New Illinois Health Insurance Rules Protect Sick People from Drastic Premium Increases
By Margie Stapleton
Springfield, IL – State Gov. Rod Blagojevich ordered the Division of Insurance of the state Department of Financial and Professional Regulation to issue two new administrative rules that will deal with impediments to quality health care faced by Illinois residents who purchase health insurance on the “individual market.” One rule prohibits insurance companies from increasing the health insurance premiums for covered people when they become ill, and the other rule requires health insurance companies to disclose information on premiums and expenses. The announcement was made on July 12, 2007.
The rule regarding premium increases for covered people prevents
insurance companies from considering health status when they set
premiums on a renewed individual health insurance policy. Instead
insurance companies are permitted to consider only demographics and
medical cost inflation when they set premiums for renewing individual
policies.
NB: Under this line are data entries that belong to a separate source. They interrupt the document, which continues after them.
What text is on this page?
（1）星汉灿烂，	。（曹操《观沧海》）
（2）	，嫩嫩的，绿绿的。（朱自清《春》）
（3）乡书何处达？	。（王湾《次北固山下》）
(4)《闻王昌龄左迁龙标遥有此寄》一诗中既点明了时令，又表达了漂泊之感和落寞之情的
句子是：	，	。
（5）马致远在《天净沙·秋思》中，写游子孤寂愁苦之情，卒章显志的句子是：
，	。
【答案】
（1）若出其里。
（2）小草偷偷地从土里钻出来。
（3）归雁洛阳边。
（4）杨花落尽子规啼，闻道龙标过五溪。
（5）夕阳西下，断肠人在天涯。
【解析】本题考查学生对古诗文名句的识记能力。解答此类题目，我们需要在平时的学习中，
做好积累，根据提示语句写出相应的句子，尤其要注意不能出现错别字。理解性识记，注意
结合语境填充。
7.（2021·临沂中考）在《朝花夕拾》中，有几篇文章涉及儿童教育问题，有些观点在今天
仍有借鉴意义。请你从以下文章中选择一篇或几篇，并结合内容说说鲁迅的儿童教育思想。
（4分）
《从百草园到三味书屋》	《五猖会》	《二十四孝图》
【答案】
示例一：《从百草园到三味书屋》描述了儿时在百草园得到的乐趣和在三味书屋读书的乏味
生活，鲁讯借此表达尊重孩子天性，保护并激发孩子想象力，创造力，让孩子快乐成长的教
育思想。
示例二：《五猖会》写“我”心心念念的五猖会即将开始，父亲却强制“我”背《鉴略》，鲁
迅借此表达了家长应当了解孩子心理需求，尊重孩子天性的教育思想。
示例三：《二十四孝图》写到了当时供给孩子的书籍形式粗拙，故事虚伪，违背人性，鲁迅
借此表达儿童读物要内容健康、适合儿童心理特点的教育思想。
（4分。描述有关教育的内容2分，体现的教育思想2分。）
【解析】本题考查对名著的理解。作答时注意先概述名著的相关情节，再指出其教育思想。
According to the governor’s office, the new rule protects
consumers from being priced out of coverage when they have an illness
or injury.
The rule regarding information disclosure requires health insurance
companies to report quarterly to the state regulators how much they
collect in premiums and how much they spend on health care claims.
According to the governor’s office, the new reporting requirements
enable the state to gather the information needed to regulate rates
more stringently.
The new rules were issued as the Illinois General Assembly continued to
consider Senate Bill 5, the “Illinois Covered” plan, which would make
comprehensive, affordable health coverage available to all Illinois
residents through the expansion of public health coverage programs and
subsidies and reforms of private insurance programs.